The phone does take color-appropriate photos at low light, which is odd to point out – but compared to images taken by the iPhone 11 Pro Max, for instance, that add a yellow tint, the Pixel 5 captures the correct hues. Its ultra-wide lens also adds a lot less distortion at the edges than images captured by similar lenses on other phones.
The Pixel 5 really shows off in its editing software: pop open an image and click on the three 'levels' button and you'll find a plethora of editing toggles, which have been rearranged into a more user-friendly interface than in the Pixel 4. There are even new software tricks, like Portrait Light, which simulates a fill light to brighten faces and subjects at particular angles – useful if you want to add dramatic lighting or highlight parts after taking a shot.
As is typical for the Pixel line of phones, the Pixel 5 has leaned on its software to produce dynamic shots with great color, and even introduces interesting new ways to treat photos after taking them, but it doesn't elevate middling low-light shots.
The Pixel 5’s specs are one of several areas where Google has compromised, likely to save on cost. The Snapdragon 765G chipset is not as top-tier as the Snapdragon 865 powering 2020’s leading Android phones, like the Samsung Galaxy S20 line or Snapdragon 865 Plus in the new OnePlus 8T, for instance, but it serves well enough.
The processor is paired with 8GB of RAM, and the Pixel 5 breezes through tasks from browsing the web to gaming and playing media. We didn’t experience any egregious slowdown, although after playing a few rounds of Call of Duty: Mobile, we did see some animations hitch (not mid-game, thankfully).
The benchmarks are another story: with a Geekbench 5 score of 1617, the Pixel 5's specs perform worse than the comparably-priced Samsung Galaxy S20 Fan Edition (2928), which is powered by a Snapdragon 865 chipset. This isn't exactly surprising, but it does indicate speed – and given the Google Pixel 4a 5G scored a roughly similar 1614, we have further support that the Google Pixel 5 doesn't perform much better than its cheaper counterpart.
The Pixel 5 packs 128GB of storage in its only configuration, and as with its predecessor you can’t expand this via micro SD. It’s frustrating, and it means that if you want more storage you’ll have to opt for a cloud solution.
The Pixel 5 runs Android 11 out of the box, benefiting from new features including built-in screen recording, a Conversations feature that collects all your messages from various apps in one place, and improved smart home controls.
One of the Pixel 5’s biggest improvements over its predecessor is its 4,000mAh battery – in our casual testing it comfortably lasted into a second day, while we found the Pixel 4, with its 2,800mAh battery, hit single digits in the early evening.

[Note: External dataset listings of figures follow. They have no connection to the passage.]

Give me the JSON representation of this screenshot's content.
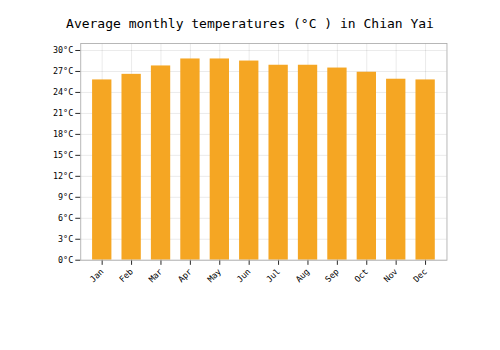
{
  "chart_data": {
    "type": "bar",
    "title": "Average monthly temperatures (°C ) in Chian Yai",
    "categories": [
      "Jan",
      "Feb",
      "Mar",
      "Apr",
      "May",
      "Jun",
      "Jul",
      "Aug",
      "Sep",
      "Oct",
      "Nov",
      "Dec"
    ],
    "values": [
      25.8,
      26.6,
      27.8,
      28.8,
      28.8,
      28.5,
      27.9,
      27.9,
      27.5,
      26.9,
      25.9,
      25.8
    ],
    "color": "#F5A623",
    "ylim": [
      0,
      31
    ],
    "yticks": [
      {
        "value": 0,
        "label": "0°C"
      },
      {
        "value": 3,
        "label": "3°C"
      },
      {
        "value": 6,
        "label": "6°C"
      },
      {
        "value": 9,
        "label": "9°C"
      },
      {
        "value": 12,
        "label": "12°C"
      },
      {
        "value": 15,
        "label": "15°C"
      },
      {
        "value": 18,
        "label": "18°C"
      },
      {
        "value": 21,
        "label": "21°C"
      },
      {
        "value": 24,
        "label": "24°C"
      },
      {
        "value": 27,
        "label": "27°C"
      },
      {
        "value": 30,
        "label": "30°C"
      }
    ],
    "grid": true
  }
}
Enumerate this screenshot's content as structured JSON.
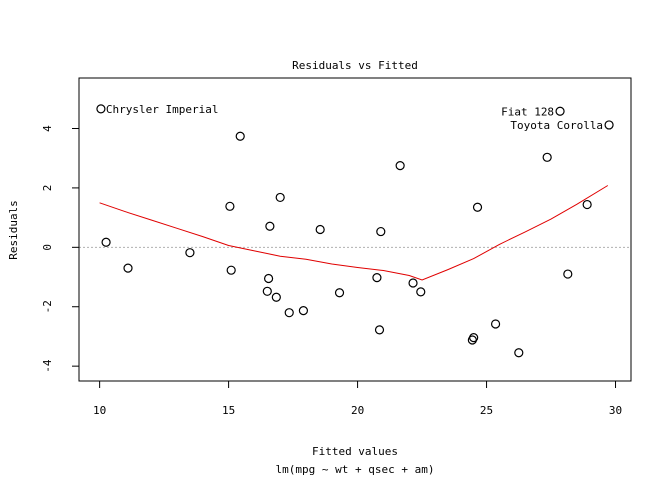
{
  "chart_data": {
    "type": "scatter",
    "title": "Residuals vs Fitted",
    "xlabel": "Fitted values",
    "subtitle": "lm(mpg ~ wt + qsec + am)",
    "ylabel": "Residuals",
    "xlim": [
      9.2,
      30.6
    ],
    "ylim": [
      -4.5,
      5.7
    ],
    "xticks": [
      10,
      15,
      20,
      25,
      30
    ],
    "yticks": [
      -4,
      -2,
      0,
      2,
      4
    ],
    "xtick_labels": [
      "10",
      "15",
      "20",
      "25",
      "30"
    ],
    "ytick_labels": [
      "-4",
      "-2",
      "0",
      "2",
      "4"
    ],
    "reference_line_y": 0,
    "grid": false,
    "colors": {
      "points": "#000000",
      "smooth": "#e00000",
      "reference": "#b0b0b0"
    },
    "points": [
      {
        "x": 10.05,
        "y": 4.66
      },
      {
        "x": 10.25,
        "y": 0.17
      },
      {
        "x": 11.1,
        "y": -0.7
      },
      {
        "x": 13.5,
        "y": -0.18
      },
      {
        "x": 15.05,
        "y": 1.38
      },
      {
        "x": 15.1,
        "y": -0.77
      },
      {
        "x": 15.45,
        "y": 3.74
      },
      {
        "x": 16.5,
        "y": -1.48
      },
      {
        "x": 16.55,
        "y": -1.05
      },
      {
        "x": 16.6,
        "y": 0.71
      },
      {
        "x": 16.85,
        "y": -1.68
      },
      {
        "x": 17.0,
        "y": 1.68
      },
      {
        "x": 17.35,
        "y": -2.2
      },
      {
        "x": 17.9,
        "y": -2.13
      },
      {
        "x": 18.55,
        "y": 0.6
      },
      {
        "x": 19.3,
        "y": -1.53
      },
      {
        "x": 20.75,
        "y": -1.02
      },
      {
        "x": 20.85,
        "y": -2.78
      },
      {
        "x": 20.9,
        "y": 0.53
      },
      {
        "x": 21.65,
        "y": 2.75
      },
      {
        "x": 22.15,
        "y": -1.2
      },
      {
        "x": 22.45,
        "y": -1.5
      },
      {
        "x": 24.45,
        "y": -3.12
      },
      {
        "x": 24.5,
        "y": -3.04
      },
      {
        "x": 24.65,
        "y": 1.35
      },
      {
        "x": 25.35,
        "y": -2.58
      },
      {
        "x": 26.25,
        "y": -3.55
      },
      {
        "x": 27.35,
        "y": 3.03
      },
      {
        "x": 27.85,
        "y": 4.58
      },
      {
        "x": 28.15,
        "y": -0.9
      },
      {
        "x": 28.9,
        "y": 1.44
      },
      {
        "x": 29.75,
        "y": 4.12
      }
    ],
    "point_labels": [
      {
        "text": "Chrysler Imperial",
        "x": 10.05,
        "y": 4.66,
        "side": "right"
      },
      {
        "text": "Fiat 128",
        "x": 27.85,
        "y": 4.58,
        "side": "left"
      },
      {
        "text": "Toyota Corolla",
        "x": 29.75,
        "y": 4.12,
        "side": "left"
      }
    ],
    "smooth_line": [
      {
        "x": 10.0,
        "y": 1.5
      },
      {
        "x": 11.0,
        "y": 1.2
      },
      {
        "x": 12.0,
        "y": 0.92
      },
      {
        "x": 13.0,
        "y": 0.64
      },
      {
        "x": 14.0,
        "y": 0.36
      },
      {
        "x": 15.0,
        "y": 0.06
      },
      {
        "x": 16.0,
        "y": -0.12
      },
      {
        "x": 17.0,
        "y": -0.3
      },
      {
        "x": 18.0,
        "y": -0.4
      },
      {
        "x": 19.0,
        "y": -0.56
      },
      {
        "x": 20.0,
        "y": -0.68
      },
      {
        "x": 21.0,
        "y": -0.78
      },
      {
        "x": 22.0,
        "y": -0.95
      },
      {
        "x": 22.5,
        "y": -1.1
      },
      {
        "x": 23.5,
        "y": -0.75
      },
      {
        "x": 24.5,
        "y": -0.38
      },
      {
        "x": 25.5,
        "y": 0.1
      },
      {
        "x": 26.5,
        "y": 0.52
      },
      {
        "x": 27.5,
        "y": 0.95
      },
      {
        "x": 28.5,
        "y": 1.45
      },
      {
        "x": 29.7,
        "y": 2.08
      }
    ]
  }
}
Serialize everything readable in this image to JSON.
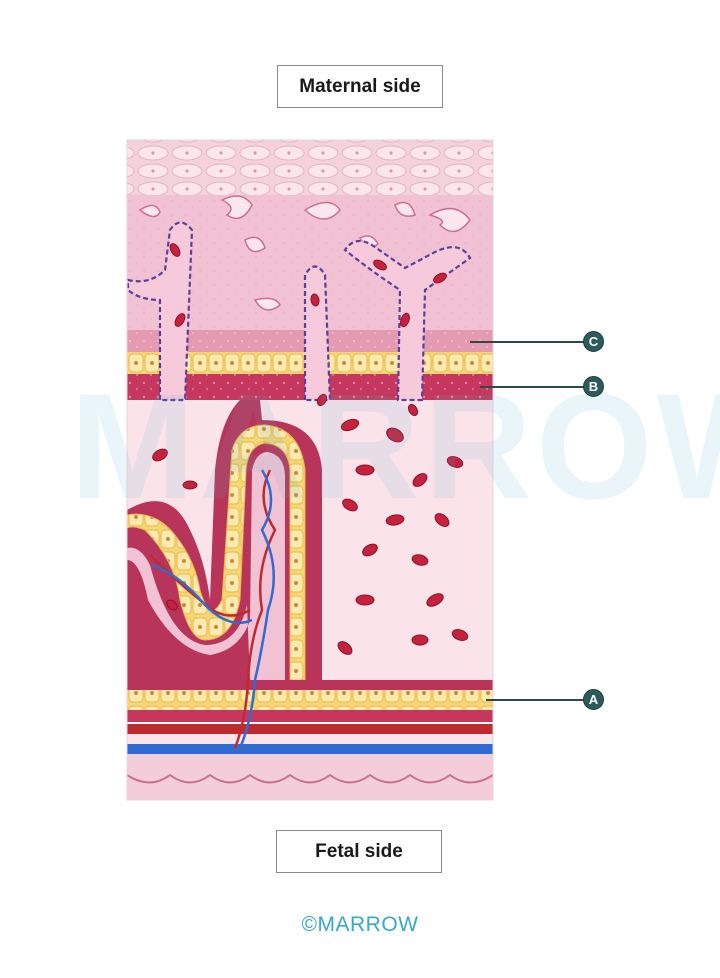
{
  "labels": {
    "maternal": "Maternal side",
    "fetal": "Fetal side"
  },
  "markers": {
    "a": "A",
    "b": "B",
    "c": "C"
  },
  "brand": "©MARROW",
  "watermark": "MARROW",
  "colors": {
    "tissue_pink": "#f3c6d6",
    "stroma": "#b9345a",
    "trophoblast_yellow": "#f6d774",
    "artery": "#c0292f",
    "vein": "#2f6bd1",
    "marker": "#2d5a5a",
    "brand": "#3ba6c6"
  }
}
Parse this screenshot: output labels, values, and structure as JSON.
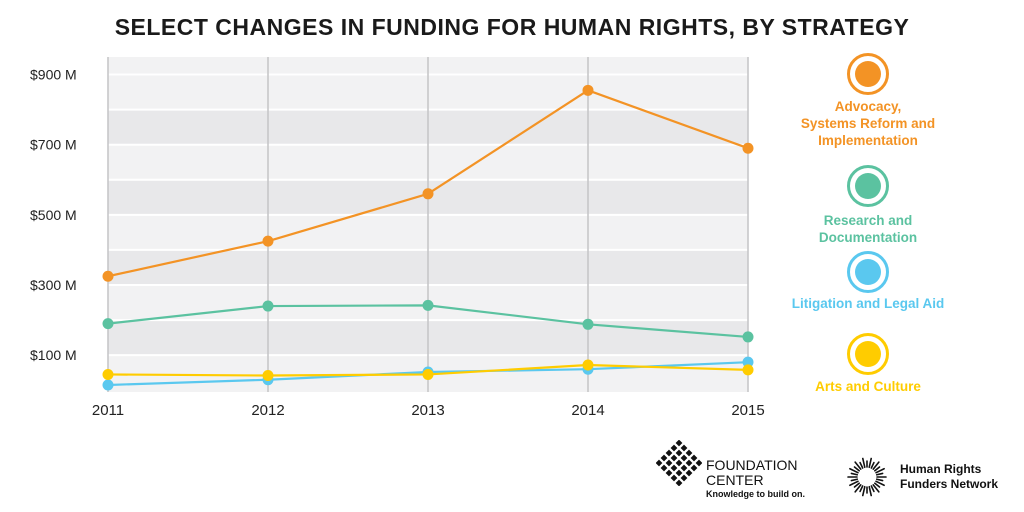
{
  "chart_data": {
    "type": "line",
    "title": "SELECT CHANGES IN FUNDING FOR HUMAN RIGHTS, BY STRATEGY",
    "x": [
      "2011",
      "2012",
      "2013",
      "2014",
      "2015"
    ],
    "ylim": [
      -5,
      950
    ],
    "yticks": [
      {
        "value": 900,
        "label": "$900 M"
      },
      {
        "value": 700,
        "label": "$700 M"
      },
      {
        "value": 500,
        "label": "$500 M"
      },
      {
        "value": 300,
        "label": "$300 M"
      },
      {
        "value": 100,
        "label": "$100 M"
      }
    ],
    "grid": true,
    "legend_position": "right",
    "series": [
      {
        "name": "Advocacy,\nSystems Reform and\nImplementation",
        "color": "#f39325",
        "values": [
          325,
          425,
          560,
          855,
          690
        ]
      },
      {
        "name": "Research and\nDocumentation",
        "color": "#5bc2a0",
        "values": [
          190,
          240,
          242,
          188,
          152
        ]
      },
      {
        "name": "Litigation and Legal Aid",
        "color": "#5ac8ef",
        "values": [
          15,
          30,
          52,
          60,
          80
        ]
      },
      {
        "name": "Arts and Culture",
        "color": "#ffcc00",
        "values": [
          45,
          42,
          45,
          72,
          58
        ]
      }
    ]
  },
  "logos": {
    "foundation_center": {
      "name": "FOUNDATION\nCENTER",
      "tagline": "Knowledge to build on."
    },
    "hrfn": {
      "name": "Human Rights\nFunders Network"
    }
  }
}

Battery life was a major complaint with the Pixel 4, and Google seems to have gotten the message. In addition to the expanded capacity, the Pixel 5 also has a new software feature: Extreme Battery Saver. As you might guess, this is an enhanced version of the standard Battery Saver, which goes beyond turning on Dark Mode and pausing background activity to turn off Wi-Fi hot-spotting and other battery-draining activity – although crucially, you can whitelist apps to keep them operating normally.
The Pixel 5 comes with an 18W fast charger in the box, and supports Qi wireless charging. You can also use the phone to wirelessly reverse-charge other devices, and although we found it a little difficult to charge smaller devices consistently (like wireless headphone cases), it’s easy enough to charge another phone.